Google and Oracle filed legal papers Wednesday that provide the court with an update on the reexamination of Oracle's patents, and on whether they think the case should be "stayed," or put on hold, pending the outcome of that process.
Google argues in favor of a stay. It said the reexaminations are likely to narrow the scope of the case and the damages Oracle can claim against it. Narrowing the case would also make it "more likely that the parties could reach an informal resolution of the matter," Google's lawyers wrote.
While Google doesn't say it is actively seeking a settlement, Wednesday's filing marks the first time it has said publically that it may be open to the idea, said Florian Meuller, a patent attorney who has been following the case.
"In a fundamental departure from the positions it previously articulated in its public filings and its public statements, Google clearly blinks," Meuller wrote in his FOSS Patents blog.
Google did not immediately reply to a request for comment.
Oracle sued Google last August, saying its Android OS violates seven Java-related patents that Oracle acquired when it bought Sun Microsystems. Oracle has said it is seeking US$2.6 billion in damages for the alleged infringement. Google has strongly denied any wrongdoing and says Oracle's damages estimate is "breathtaking."

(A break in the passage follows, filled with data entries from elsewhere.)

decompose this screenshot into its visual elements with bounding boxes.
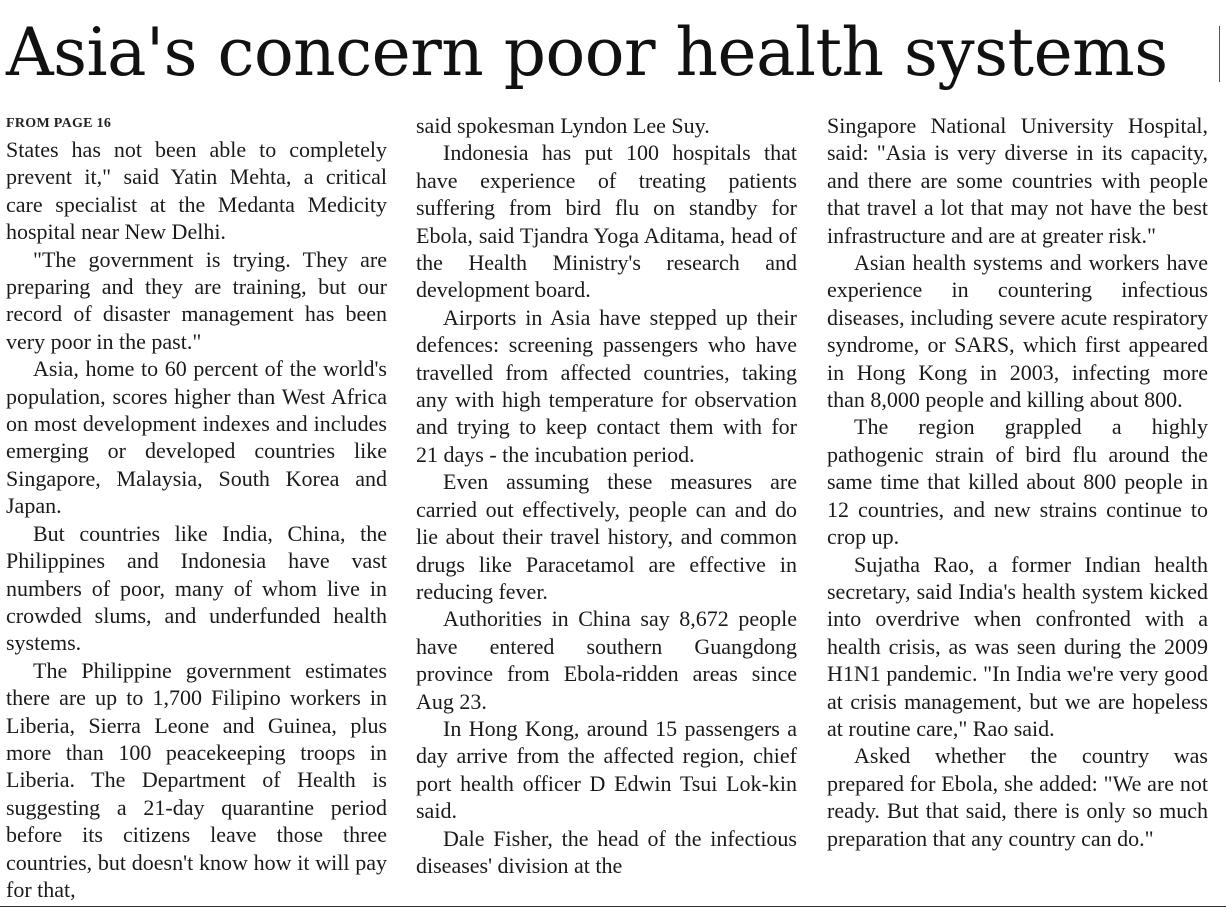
paragraph: But countries like India, China, the Philippines and Indonesia have vast numbers of poor, many of whom live in crowded slums, and underfunded health systems. bbox=[6, 520, 387, 656]
paragraph: The region grappled a highly pathogenic strain of bird flu around the same time that killed about 800 people in 12 countries, and new strains continue to crop up. bbox=[827, 414, 1208, 550]
paragraph: Singapore National University Hospital, said: "Asia is very diverse in its capacity, and there are some countries with people that travel a lot that may not have the best infrastructure and are at greater risk." bbox=[827, 113, 1208, 248]
paragraph: Sujatha Rao, a former Indian health secretary, said India's health system kicked into overdrive when confronted with a health crisis, as was seen during the 2009 H1N1 pandemic. "In India we're very good at crisis management, but we are hopeless at routine care," Rao said. bbox=[827, 551, 1208, 741]
paragraph: Asia, home to 60 percent of the world's population, scores higher than West Africa on most development indexes and includes emerging or developed countries like Singapore, Malaysia, South Korea and Japan. bbox=[6, 356, 387, 519]
paragraph: Even assuming these measures are carried out effectively, people can and do lie about their travel history, and common drugs like Paracetamol are effective in reducing fever. bbox=[416, 469, 797, 604]
article-column-1 bbox=[6, 112, 387, 902]
paragraph: "The government is trying. They are preparing and they are training, but our record of disaster management has been very poor in the past." bbox=[6, 246, 387, 354]
paragraph: Asian health systems and workers have experience in countering infectious diseases, including severe acute respiratory syndrome, or SARS, which first appeared in Hong Kong in 2003, infecting more than 8,000 people and killing about 800. bbox=[827, 250, 1208, 413]
paragraph: Asked whether the country was prepared for Ebola, she added: "We are not ready. But that said, there is only so much preparation that any country can do." bbox=[827, 743, 1208, 851]
paragraph: Indonesia has put 100 hospitals that have experience of treating patients suffering from bird flu on standby for Ebola, said Tjandra Yoga Aditama, head of the Health Ministry's research and development board. bbox=[416, 140, 797, 303]
edge-rule bbox=[1219, 26, 1220, 82]
paragraph: Airports in Asia have stepped up their defences: screening passengers who have travelled from affected countries, taking any with high temperature for observation and trying to keep contact them with for 21 days - the incubation period. bbox=[416, 304, 797, 467]
article-column-3 bbox=[827, 112, 1208, 896]
paragraph: In Hong Kong, around 15 passengers a day arrive from the affected region, chief port health officer D Edwin Tsui Lok-kin said. bbox=[416, 715, 797, 824]
article-column-2 bbox=[416, 112, 797, 896]
paragraph: The Philippine government estimates there are up to 1,700 Filipino workers in Liberia, Sierra Leone and Guinea, plus more than 100 peacekeeping troops in Liberia. The Department of Health is suggesting a 21-day quarantine period before its citizens leave those three countries, but doesn't know how it will pay for that, bbox=[6, 657, 387, 902]
paragraph: said spokesman Lyndon Lee Suy. bbox=[416, 113, 710, 138]
bottom-rule bbox=[0, 906, 1226, 907]
from-page-label: FROM PAGE 16 bbox=[6, 116, 112, 131]
paragraph: Dale Fisher, the head of the infectious diseases' division at the bbox=[416, 825, 797, 878]
headline: Asia's concern poor health systems bbox=[6, 14, 1168, 91]
paragraph: Authorities in China say 8,672 people have entered southern Guangdong province from Ebola-ridden areas since Aug 23. bbox=[416, 606, 797, 714]
paragraph: States has not been able to completely prevent it," said Yatin Mehta, a critical care specialist at the Medanta Medicity hospital near New Delhi. bbox=[6, 137, 387, 245]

Any settlement would likely require Google to pay Oracle royalties for its use of Java in Android.
Oracle remains opposed to delaying the case, it said in Wednesday's filing. Among the reasons it cites is that Google is apparently hiring away Oracle engineers to work on Android.
"The prejudicial impact of such a delay would be particularly acute as Android continues to gain market share at a dramatic pace, growing at over 500,000 activations per day ... and as knowledgeable Oracle employees continue to be lost to turnover (many being hired away by Google)," Oracle's lawyers wrote.
Delaying the case pending the reexaminations by the U.S. Patent & Trademark Office would also "surrender control" of the court's schedule to "an overburdened administrative agency," Oracle said
Google asked the patent office to reexamine Oracle's patents soon after it filed its lawsuit. The PTO has issued preliminary "office actions" rejecting Oracle's claims in four of the patents, and upholding them in a fifth. Google says it expects office actions for the remaining two patents shortly. However, legal experts have cautioned against reading too much into the preliminary rulings, some of which Oracle has already appealed.
David Mixon, a patent lawyer with Bradley Arant Boult Cummings who has been following the case, said he thinks the judge is likely to stay the case, given that the patents are in the process of being reexamined.